To (nearly) absolutely ensure it's not used unexpectedly, go into Device Manager and disable the device. Re-enable it when you're using it, and only then. This requires admin privileges, so if any malware could do it for you, you're already completely compromised.
A Powershell command can automate this for you. Get-PnpDevice -class Camera | Disable-PnpDevice -AsJob
will disable all currently-installed devices with the "Camera" class (including any that were installed but aren't presently connected; add -Present
to the first command - before the |
- if you only want to affect currently-connected devices). The same command but with Enable-PnpDevice
instead will re-enable the devices. The -AsJob
parameter prevents the cmdlet from prompting you for confirmation. You can also use -FriendlyName *foo*
instead of (or in addition to) to -class Camera
to filter devices by their "friendly name" (in this example, the name would have to contain the string "foo", case insensitive); this can be handy if you want to enable or disable only a specific device, or you want to get all "devices" related to a particular piece of hardware (for example, webcams often also have microphones, which are "AudioEndpoint" class devices instead of "Camera" devices, so there will be multiple software "devices" installed for one piece of hardware).

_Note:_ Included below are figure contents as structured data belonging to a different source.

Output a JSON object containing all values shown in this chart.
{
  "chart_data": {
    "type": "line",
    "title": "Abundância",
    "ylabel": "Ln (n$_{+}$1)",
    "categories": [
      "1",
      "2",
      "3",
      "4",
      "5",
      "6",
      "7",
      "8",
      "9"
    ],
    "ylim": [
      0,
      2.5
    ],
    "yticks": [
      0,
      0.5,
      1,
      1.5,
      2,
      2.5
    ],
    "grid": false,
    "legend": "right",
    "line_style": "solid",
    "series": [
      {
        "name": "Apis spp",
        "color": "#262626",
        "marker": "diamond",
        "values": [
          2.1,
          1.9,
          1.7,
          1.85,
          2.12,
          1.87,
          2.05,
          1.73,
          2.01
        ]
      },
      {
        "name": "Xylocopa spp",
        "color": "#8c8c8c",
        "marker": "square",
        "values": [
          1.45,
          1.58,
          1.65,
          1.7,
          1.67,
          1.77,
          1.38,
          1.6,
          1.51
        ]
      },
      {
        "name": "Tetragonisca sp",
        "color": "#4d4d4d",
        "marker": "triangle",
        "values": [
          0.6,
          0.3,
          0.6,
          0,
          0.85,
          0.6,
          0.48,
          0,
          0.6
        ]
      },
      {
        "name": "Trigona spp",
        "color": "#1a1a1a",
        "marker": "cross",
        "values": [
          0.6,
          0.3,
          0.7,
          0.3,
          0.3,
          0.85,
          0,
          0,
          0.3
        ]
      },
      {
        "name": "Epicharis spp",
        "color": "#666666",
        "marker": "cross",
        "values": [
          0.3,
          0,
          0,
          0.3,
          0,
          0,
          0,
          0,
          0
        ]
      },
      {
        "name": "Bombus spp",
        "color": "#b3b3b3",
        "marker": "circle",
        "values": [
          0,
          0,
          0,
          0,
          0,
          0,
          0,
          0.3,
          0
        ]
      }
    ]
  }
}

If you want to be (considerably) less careful, just use Win10's built-in Privacy settings to control what apps can access the camera. Settings -> Privacy -> Camera, and turn on or off the apps you care about. It's mostly only for controlling modern "store" apps, though; software that uses the legacy camera interface (which will include most software that is designed to run on pre-Win10 versions of Windows) will not be controlled in that list. An app that is disabled from that list but wants to use the camera will prompt you for permission.
Of course, the main weakness of the first approach (aside from the inconvenience) is that there's no way to control what software can access the webcam while it is enabled. However, there's little you can do about that, beyond restricting Store apps from getting access (as in the second approach). At some point, you need to either trust that your device is not running malicious software, permanently disable the camera, or assume that you might be being monitored (and, of course, if there's untrustworthy software it could do a lot of things beyond access your camera).
It sounds like your AV is alerting every time any program tries to access the camera device at all, regardless of whether it's actually doing anything with it. For example, the YouTube thing is probably just YouTube checking whether, in theory, it would be able to use the "Webcam Capture" feature to record and upload a video. It's not actually requesting access to capture video; if it did, your browser would prompt for whether or not to allow access. However, it might trigger the browser to try opening the webcam device just to see if it's usable, and that may be enough to trigger the alert.